Scanned images of Heiser's tax returns are also posted on the site, apparently in response to claims that he is cashing in on tearing Sitchin apart.

To date, Sitchin has yet to respond to Heiser's arguments, though he
continues to post articles on his own site chronicling the emerging
confirmation of his theories. Sitchin's webmaster Erik Parker,
however, has emerged as an independent attack dog, meticulously
engaging Heiser's arguments in his sprawling article, "Behold! There
Are Mistranslations in the Bible and the Word Elohim Can Be Used as a
Plural." Parker, Hebrew-reader and friend of Sitchin, currently works
as a stockbroker, which, he claims, "requires me to do a lot of
research."

Though he's a bit of a brat, Heiser's got a point.
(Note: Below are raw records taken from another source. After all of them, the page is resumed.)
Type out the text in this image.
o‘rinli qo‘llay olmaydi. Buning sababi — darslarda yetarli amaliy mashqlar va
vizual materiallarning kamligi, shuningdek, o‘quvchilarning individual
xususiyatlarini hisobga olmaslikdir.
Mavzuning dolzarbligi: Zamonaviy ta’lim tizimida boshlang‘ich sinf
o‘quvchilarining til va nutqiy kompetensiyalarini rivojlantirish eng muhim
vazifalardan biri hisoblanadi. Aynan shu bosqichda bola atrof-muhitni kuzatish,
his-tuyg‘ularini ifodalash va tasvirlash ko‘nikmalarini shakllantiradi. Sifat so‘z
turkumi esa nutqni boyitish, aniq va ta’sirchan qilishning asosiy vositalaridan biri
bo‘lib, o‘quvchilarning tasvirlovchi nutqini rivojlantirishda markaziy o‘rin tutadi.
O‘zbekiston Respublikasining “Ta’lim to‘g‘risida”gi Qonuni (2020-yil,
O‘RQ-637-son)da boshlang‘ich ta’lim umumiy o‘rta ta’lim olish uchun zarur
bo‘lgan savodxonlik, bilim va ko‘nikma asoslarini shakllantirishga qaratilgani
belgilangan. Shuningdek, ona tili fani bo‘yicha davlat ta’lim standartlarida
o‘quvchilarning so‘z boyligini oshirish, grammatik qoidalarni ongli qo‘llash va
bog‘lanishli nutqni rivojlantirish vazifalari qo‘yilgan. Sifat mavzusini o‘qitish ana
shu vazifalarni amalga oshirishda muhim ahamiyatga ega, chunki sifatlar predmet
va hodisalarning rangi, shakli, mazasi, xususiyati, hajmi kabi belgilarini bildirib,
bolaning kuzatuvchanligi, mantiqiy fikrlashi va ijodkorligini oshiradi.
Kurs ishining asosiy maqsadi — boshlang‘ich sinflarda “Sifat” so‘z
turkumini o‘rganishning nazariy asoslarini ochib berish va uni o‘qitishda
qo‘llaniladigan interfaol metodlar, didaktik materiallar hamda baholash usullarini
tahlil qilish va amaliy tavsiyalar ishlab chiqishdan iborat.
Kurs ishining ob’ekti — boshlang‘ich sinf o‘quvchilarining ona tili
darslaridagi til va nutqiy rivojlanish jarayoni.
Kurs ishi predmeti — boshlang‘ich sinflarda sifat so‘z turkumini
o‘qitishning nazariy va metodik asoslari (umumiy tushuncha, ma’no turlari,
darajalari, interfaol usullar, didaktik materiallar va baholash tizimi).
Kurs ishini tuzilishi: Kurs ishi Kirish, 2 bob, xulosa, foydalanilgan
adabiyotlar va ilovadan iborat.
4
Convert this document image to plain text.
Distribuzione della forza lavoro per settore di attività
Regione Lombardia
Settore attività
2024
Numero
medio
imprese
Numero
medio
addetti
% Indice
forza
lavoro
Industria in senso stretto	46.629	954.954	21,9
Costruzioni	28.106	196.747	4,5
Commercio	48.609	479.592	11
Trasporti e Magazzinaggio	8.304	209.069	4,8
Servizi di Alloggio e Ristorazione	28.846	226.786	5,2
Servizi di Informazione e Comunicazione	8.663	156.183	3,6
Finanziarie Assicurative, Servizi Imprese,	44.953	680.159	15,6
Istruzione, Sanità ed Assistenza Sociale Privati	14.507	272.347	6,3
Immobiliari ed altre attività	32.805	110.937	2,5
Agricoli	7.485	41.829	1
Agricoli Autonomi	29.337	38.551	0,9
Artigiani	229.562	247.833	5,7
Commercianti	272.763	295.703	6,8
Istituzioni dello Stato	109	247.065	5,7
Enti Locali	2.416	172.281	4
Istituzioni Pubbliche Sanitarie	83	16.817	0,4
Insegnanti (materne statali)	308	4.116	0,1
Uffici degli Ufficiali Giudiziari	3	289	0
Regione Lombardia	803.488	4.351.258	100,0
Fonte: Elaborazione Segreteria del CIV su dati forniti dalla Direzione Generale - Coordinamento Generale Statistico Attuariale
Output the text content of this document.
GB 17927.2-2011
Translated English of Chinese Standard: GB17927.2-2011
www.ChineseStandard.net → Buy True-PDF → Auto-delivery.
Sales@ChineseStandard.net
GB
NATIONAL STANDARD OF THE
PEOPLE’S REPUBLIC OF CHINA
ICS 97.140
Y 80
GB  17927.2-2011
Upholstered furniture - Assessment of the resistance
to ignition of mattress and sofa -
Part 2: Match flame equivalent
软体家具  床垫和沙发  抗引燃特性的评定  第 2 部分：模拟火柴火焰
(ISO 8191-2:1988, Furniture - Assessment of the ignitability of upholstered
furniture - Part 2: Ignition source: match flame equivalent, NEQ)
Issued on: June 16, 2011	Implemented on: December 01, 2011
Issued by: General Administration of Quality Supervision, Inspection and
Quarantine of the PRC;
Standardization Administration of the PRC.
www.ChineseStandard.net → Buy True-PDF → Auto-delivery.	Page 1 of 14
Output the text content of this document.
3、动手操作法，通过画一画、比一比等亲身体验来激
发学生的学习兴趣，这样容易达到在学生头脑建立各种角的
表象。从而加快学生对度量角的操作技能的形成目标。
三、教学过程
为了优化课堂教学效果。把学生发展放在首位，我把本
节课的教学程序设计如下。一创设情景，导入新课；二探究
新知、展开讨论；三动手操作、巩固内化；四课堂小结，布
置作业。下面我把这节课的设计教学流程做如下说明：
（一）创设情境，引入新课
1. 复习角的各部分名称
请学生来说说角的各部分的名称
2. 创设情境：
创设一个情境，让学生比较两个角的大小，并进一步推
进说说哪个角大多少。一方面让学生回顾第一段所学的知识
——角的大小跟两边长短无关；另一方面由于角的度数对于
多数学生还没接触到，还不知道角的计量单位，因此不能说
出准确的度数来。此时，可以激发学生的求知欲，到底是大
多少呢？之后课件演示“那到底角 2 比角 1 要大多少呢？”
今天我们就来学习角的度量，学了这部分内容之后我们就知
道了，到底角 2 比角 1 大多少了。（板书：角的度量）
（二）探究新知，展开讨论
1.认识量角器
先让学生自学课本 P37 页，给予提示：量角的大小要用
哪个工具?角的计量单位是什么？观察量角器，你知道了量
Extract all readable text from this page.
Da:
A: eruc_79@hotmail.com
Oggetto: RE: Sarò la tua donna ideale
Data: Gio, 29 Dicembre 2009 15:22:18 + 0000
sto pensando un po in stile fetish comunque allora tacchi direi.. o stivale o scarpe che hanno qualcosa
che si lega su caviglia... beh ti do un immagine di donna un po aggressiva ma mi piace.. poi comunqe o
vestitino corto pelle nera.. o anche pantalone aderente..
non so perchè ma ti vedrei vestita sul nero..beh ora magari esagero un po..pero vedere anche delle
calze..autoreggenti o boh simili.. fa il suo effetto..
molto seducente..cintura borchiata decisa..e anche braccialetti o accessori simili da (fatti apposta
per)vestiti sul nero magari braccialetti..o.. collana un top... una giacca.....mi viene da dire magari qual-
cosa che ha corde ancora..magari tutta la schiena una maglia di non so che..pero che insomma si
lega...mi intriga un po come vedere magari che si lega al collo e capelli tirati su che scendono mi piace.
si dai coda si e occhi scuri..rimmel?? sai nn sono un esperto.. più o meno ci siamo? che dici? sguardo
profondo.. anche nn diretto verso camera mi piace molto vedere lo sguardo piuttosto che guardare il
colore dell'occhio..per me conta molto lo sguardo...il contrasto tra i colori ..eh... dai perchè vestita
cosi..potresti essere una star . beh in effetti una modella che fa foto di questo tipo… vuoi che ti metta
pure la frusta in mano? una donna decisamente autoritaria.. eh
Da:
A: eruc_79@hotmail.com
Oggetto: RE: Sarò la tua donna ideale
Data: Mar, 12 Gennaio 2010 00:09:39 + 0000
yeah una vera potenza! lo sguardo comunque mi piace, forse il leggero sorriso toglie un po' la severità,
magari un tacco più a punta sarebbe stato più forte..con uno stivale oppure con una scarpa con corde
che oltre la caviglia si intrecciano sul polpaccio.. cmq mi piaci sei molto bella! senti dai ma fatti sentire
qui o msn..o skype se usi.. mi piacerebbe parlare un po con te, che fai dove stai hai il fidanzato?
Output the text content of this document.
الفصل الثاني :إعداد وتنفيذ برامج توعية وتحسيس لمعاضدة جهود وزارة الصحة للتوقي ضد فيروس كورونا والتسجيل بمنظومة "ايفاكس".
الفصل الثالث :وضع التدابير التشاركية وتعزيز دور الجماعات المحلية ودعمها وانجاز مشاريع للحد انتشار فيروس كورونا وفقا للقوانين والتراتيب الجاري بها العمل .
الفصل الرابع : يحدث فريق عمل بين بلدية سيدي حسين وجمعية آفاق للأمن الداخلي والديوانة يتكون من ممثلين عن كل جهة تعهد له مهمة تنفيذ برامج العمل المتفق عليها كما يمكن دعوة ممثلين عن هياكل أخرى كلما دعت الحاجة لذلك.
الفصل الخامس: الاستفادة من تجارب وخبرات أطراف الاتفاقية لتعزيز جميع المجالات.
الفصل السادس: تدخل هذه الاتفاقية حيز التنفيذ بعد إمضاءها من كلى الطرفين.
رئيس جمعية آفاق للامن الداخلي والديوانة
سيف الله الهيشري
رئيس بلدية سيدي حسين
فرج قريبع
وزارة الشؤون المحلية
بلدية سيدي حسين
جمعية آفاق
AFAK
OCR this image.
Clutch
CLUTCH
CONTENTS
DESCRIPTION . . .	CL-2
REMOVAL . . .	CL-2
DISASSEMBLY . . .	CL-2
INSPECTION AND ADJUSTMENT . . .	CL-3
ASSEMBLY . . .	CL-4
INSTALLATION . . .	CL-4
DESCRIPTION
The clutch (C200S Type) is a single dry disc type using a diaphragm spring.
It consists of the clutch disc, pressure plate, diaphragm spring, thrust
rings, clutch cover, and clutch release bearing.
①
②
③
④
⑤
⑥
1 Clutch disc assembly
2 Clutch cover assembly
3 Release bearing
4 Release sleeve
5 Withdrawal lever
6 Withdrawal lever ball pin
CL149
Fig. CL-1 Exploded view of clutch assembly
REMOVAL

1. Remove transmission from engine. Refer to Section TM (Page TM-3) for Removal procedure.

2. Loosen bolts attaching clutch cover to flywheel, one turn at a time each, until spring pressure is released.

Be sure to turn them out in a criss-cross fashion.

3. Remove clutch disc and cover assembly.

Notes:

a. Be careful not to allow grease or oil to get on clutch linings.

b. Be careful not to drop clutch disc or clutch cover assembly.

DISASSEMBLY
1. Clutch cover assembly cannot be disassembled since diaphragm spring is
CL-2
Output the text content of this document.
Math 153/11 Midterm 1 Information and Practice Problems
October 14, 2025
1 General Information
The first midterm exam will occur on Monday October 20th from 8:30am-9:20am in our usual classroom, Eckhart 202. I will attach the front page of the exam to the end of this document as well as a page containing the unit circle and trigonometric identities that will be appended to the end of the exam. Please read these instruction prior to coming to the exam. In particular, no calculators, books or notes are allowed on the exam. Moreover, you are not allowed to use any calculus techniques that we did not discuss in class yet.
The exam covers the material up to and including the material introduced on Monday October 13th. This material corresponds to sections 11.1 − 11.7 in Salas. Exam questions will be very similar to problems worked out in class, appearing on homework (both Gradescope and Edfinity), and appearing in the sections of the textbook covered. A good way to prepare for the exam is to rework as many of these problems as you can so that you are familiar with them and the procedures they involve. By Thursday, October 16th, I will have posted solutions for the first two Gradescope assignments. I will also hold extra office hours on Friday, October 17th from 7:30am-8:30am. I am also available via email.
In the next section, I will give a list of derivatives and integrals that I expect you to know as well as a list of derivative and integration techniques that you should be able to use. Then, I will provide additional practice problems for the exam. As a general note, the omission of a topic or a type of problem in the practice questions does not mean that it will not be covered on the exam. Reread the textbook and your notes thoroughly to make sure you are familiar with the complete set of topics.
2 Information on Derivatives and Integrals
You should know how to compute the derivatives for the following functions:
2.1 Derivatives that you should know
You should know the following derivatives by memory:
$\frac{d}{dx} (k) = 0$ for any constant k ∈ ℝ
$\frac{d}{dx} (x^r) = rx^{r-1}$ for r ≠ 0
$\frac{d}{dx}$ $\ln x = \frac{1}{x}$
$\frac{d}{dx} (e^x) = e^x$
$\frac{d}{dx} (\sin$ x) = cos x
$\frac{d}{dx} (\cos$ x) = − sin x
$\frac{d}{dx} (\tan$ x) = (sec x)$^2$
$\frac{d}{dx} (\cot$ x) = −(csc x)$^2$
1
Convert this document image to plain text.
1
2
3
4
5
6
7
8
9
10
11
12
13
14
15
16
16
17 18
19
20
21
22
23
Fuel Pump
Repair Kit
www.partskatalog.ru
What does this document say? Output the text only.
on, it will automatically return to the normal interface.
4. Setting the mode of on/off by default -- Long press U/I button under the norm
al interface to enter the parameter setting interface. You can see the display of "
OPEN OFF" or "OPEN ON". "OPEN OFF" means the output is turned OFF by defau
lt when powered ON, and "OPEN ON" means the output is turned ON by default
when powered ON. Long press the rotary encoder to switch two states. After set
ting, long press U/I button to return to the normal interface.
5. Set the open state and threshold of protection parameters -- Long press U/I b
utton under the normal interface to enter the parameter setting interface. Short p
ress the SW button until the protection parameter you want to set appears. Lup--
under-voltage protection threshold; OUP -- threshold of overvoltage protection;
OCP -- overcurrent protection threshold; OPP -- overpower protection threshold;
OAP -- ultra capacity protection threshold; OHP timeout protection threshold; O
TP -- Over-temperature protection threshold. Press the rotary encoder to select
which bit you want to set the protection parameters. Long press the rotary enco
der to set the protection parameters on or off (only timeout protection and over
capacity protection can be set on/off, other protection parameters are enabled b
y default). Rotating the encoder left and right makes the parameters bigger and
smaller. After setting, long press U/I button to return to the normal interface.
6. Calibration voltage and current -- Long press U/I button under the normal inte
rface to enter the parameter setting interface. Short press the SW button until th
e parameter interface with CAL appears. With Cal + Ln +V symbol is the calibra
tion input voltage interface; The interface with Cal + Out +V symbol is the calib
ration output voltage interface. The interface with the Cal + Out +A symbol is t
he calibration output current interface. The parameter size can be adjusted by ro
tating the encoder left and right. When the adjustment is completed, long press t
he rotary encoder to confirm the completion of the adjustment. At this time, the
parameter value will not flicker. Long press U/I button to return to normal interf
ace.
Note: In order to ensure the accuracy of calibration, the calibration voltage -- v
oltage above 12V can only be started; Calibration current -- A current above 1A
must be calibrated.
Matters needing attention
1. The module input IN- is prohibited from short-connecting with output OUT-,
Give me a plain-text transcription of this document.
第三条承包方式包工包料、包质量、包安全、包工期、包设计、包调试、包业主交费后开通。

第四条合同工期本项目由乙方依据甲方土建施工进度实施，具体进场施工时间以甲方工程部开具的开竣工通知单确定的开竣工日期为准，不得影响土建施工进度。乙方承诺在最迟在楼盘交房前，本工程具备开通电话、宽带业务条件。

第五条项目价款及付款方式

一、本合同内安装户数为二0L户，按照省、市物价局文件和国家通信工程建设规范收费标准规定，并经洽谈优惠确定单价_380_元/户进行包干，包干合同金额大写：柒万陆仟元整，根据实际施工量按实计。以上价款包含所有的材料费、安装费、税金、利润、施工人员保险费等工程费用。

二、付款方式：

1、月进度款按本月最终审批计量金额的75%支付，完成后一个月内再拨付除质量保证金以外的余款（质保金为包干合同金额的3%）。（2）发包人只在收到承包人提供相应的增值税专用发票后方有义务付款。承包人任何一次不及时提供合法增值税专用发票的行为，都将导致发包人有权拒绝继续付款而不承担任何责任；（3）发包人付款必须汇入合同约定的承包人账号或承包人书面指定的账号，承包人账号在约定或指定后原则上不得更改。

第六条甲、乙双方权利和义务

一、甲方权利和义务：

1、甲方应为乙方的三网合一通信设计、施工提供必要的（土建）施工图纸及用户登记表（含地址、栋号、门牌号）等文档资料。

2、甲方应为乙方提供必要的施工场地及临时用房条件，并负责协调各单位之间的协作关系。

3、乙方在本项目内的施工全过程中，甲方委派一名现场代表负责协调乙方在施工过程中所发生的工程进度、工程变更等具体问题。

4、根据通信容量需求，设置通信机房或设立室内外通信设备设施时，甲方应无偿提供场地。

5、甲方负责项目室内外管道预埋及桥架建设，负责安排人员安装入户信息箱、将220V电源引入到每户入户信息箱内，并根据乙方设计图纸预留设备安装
Before long, one begins to notice from the text that Sitchin is filled with overconfident leaps of logic and stretchy explanations for very cryptic archaeology. But both of these contribute to the wonderful rhapsody of his voice. Sitchin is also a master of the suggestive rhetorical question, that old standby of paranormal theorists, which he uses with great flourish at climactic moments.

On the other hand, among the Sitchinites, one joins ranks with none
other than the Raelians, the religious cult that made news recently
for its claims about having discovered human cloning. Indeed, the
Sitchin phenomenon participates in a developing mythology all of its
own, the modern notion of seeing flying saucers in gray areas of
understanding. It took off after the 1947 Roswell and Kenneth Arnold
sightings, at the advent of von Braun's space-faring rockets and the
nuclear age. As such, Sitchin is absolutely a man of the modern
interpretation; gods become aliens and divine portents are saucers. In
a wonderful irony, if the mythologists are right and human awareness
is in fact made of mythological archetypes, then Sitchin's world is
indisputably the truer, say as the critics may.

At the very least, what a joy it is to think back to the murky
beginnings of the human race, to recognize how scattered the
remains of it are, and how profoundly wrong all people's
interpretations might very well be. The very imaginative sensation of
"deep time" offers a pleasant thrill, an impossibly mysterious place
that, whatever one happens to think about it, cannot but contain the
original meaning and reality of our race. Sitchin spends his published
life inhabiting that world, and he seems to get by well enough on it.




re: Indiana Jones and the Alien Astronauts - 6/25/2008 21:50:14
Posted by Nathan

I was pleased to see that the big finale Battlestar Galactica episode, "Revelations," also seems to have been a kind of alien astronaut story.